22.10.2024 - 07:01 | Son Güncellenme:
CHP Genel Başkanı Özgür Özel, Edirne F Tipi Yüksek Güvenlikli Kapalı Ceza İnfaz Kurumu’nda tutuklu bulunan HDP’nin eski eş genel başkanı Selahattin Demirtaş’ı ziyaret etti. Sezgin Tanrıkulu ve Veli Ağababa ile cezaevine gelen Özel, Demirtaş’la görüşmesinin ardından açıklamalarda bulundu. Özel, “Sayın Demirtaş, bana son kitabını hediye etti ve bir çağrı metni iletti. Bu çağrı metni çok şey söylüyor. Eğer toplumsal barıştan söz edecek olacaksak önce erkekler olarak kendimizden başlamalıyız diyor. Kadınların ve çocukların güvende olmadığı bir ülkede ilk düğmeyi bizim bağlamamızı söylüyor. İçimizdeki erkeğe seslenmeliyiz diyor. Bugünkü ziyaret gecikmiş bir ziyarettir. Siyasi anlamı olan bir ziyarettir. Demokratikleşmeye önem verilecekse tüm aktörler kıymetlidir. Kim sorunları çözecekse tüm aktörler kıymetlidir. Ancak Selahattin Demirtaş gibi bir aktörün önemi kalın bir şekilde çizilmelidir” dedi.
‘Birlikte onaracağız’
Özel, şöyle devam etti: “Türkiye’de insanlar birbirini sevdikten, toplumsal barışı hep beraber içselleştirdikten sonra nasıl 100 yıl önce sonu çok güzel olmuştu, Türkler ve Kürtler, Türkiye’de yaşayan herkes, dedelerimiz hep beraber büyük bir işgali sona erdirmişler ve genç bir Cumhuriyet kurmuşlardı, yine sonu muhteşem olacak. Bu sefer ilk 100 yılda yapamadıklarımız varsa hatalarımız, eksiklerimiz varsa hepsini hep birlikte onaracağız ve toplumsal barışı hep birlikte sağlayacağız.”
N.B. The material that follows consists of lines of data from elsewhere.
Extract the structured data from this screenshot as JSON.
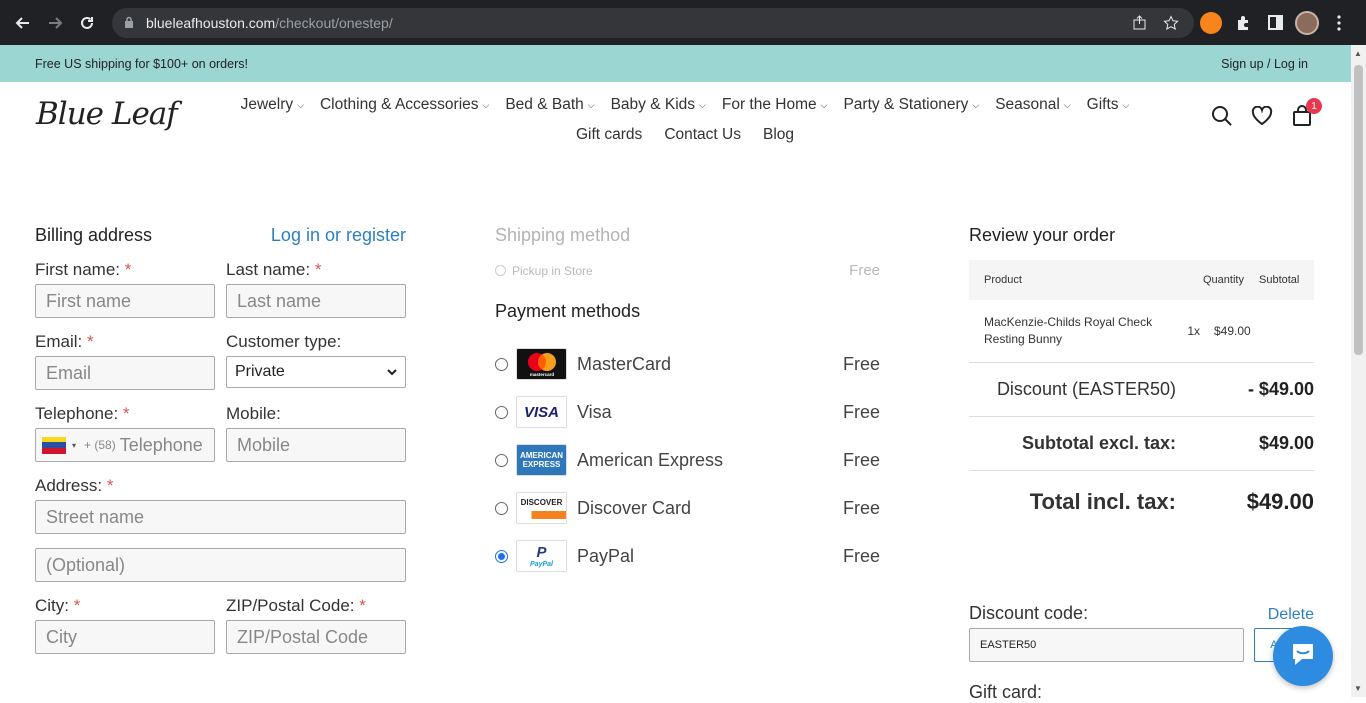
{
  "browser": {
    "url_host": "blueleafhouston.com",
    "url_path": "/checkout/onestep/"
  },
  "announcement": {
    "shipping_text": "Free US shipping for $100+ on orders!",
    "auth_link": "Sign up / Log in"
  },
  "header": {
    "logo_text": "Blue Leaf",
    "menu_row1": [
      "Jewelry",
      "Clothing & Accessories",
      "Bed & Bath",
      "Baby & Kids",
      "For the Home",
      "Party & Stationery",
      "Seasonal",
      "Gifts"
    ],
    "menu_row2": [
      "Gift cards",
      "Contact Us",
      "Blog"
    ],
    "cart_count": "1"
  },
  "billing": {
    "title": "Billing address",
    "login_link": "Log in or register",
    "first_name_label": "First name:",
    "first_name_placeholder": "First name",
    "last_name_label": "Last name:",
    "last_name_placeholder": "Last name",
    "email_label": "Email:",
    "email_placeholder": "Email",
    "customer_type_label": "Customer type:",
    "customer_type_value": "Private",
    "telephone_label": "Telephone:",
    "telephone_prefix": "+ (58)",
    "telephone_placeholder": "Telephone",
    "mobile_label": "Mobile:",
    "mobile_placeholder": "Mobile",
    "address_label": "Address:",
    "street_placeholder": "Street name",
    "optional_placeholder": "(Optional)",
    "city_label": "City:",
    "city_placeholder": "City",
    "zip_label": "ZIP/Postal Code:",
    "zip_placeholder": "ZIP/Postal Code",
    "required_mark": "*"
  },
  "shipping": {
    "title": "Shipping method",
    "option_label": "Pickup in Store",
    "option_price": "Free"
  },
  "payment": {
    "title": "Payment methods",
    "methods": [
      {
        "name": "MasterCard",
        "price": "Free",
        "logo": "mastercard-logo",
        "selected": false
      },
      {
        "name": "Visa",
        "price": "Free",
        "logo": "visa-logo",
        "selected": false
      },
      {
        "name": "American Express",
        "price": "Free",
        "logo": "amex-logo",
        "selected": false
      },
      {
        "name": "Discover Card",
        "price": "Free",
        "logo": "discover-logo",
        "selected": false
      },
      {
        "name": "PayPal",
        "price": "Free",
        "logo": "paypal-logo",
        "selected": true
      }
    ],
    "logo_text": {
      "mastercard": "mastercard",
      "visa": "VISA",
      "amex_1": "AMERICAN",
      "amex_2": "EXPRESS",
      "discover": "DISCOVER",
      "paypal_1": "PayPal",
      "paypal_2": "PayPal"
    }
  },
  "review": {
    "title": "Review your order",
    "col_product": "Product",
    "col_quantity": "Quantity",
    "col_subtotal": "Subtotal",
    "items": [
      {
        "name": "MacKenzie-Childs Royal Check Resting Bunny",
        "qty": "1x",
        "subtotal": "$49.00"
      }
    ],
    "discount_label": "Discount (EASTER50)",
    "discount_value": "- $49.00",
    "subtotal_label": "Subtotal excl. tax:",
    "subtotal_value": "$49.00",
    "total_label": "Total incl. tax:",
    "total_value": "$49.00",
    "discount_code_label": "Discount code:",
    "delete_link": "Delete",
    "discount_code_value": "EASTER50",
    "apply_button": "Apply",
    "gift_card_label": "Gift card:"
  },
  "colors": {
    "announce_bg": "#9bd6d3",
    "link_blue": "#2e7fc2",
    "required_red": "#d9534f",
    "chat_blue": "#2d8be0"
  }
}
‘Sadece kurucusu öldü örgüt ortada duruyor’
Gülen’in ölümüyle ilgili Özel, şunları söyledi: “Gittiği yerde hesabını verir, Türkiye’de yargı önünde vermesini isterdik, olmadı. Ancak o gidince ‘Bir şey bitiyor’ diye kimse düşünmesin çünkü koca bir sermaye bıraktı arkasında ve onun gibilerin elinde koca bir siyasi güç, siyasi organizasyon bıraktı. Türkiye’de belki aktiviteleri görünür değil ama dünyanın dört bir yanındalar, bunlara karşı çok tetikte olmak lazım. 55 yıl önce ‘Sızıntı’ adıyla çıkmış bir dergiden ve devletin her noktasına sızmış bir terör örgütünden bahsediyoruz. Sadece kurucusu öldü, örgüt ortada duruyor. ‘Bu tehlike geçti’ veya ‘Bu tehlike bitti’ gibi bir düşünceye kimse kapılmasın. Bu sinsi örgüte karşı herkes tetikte olmalıdır.”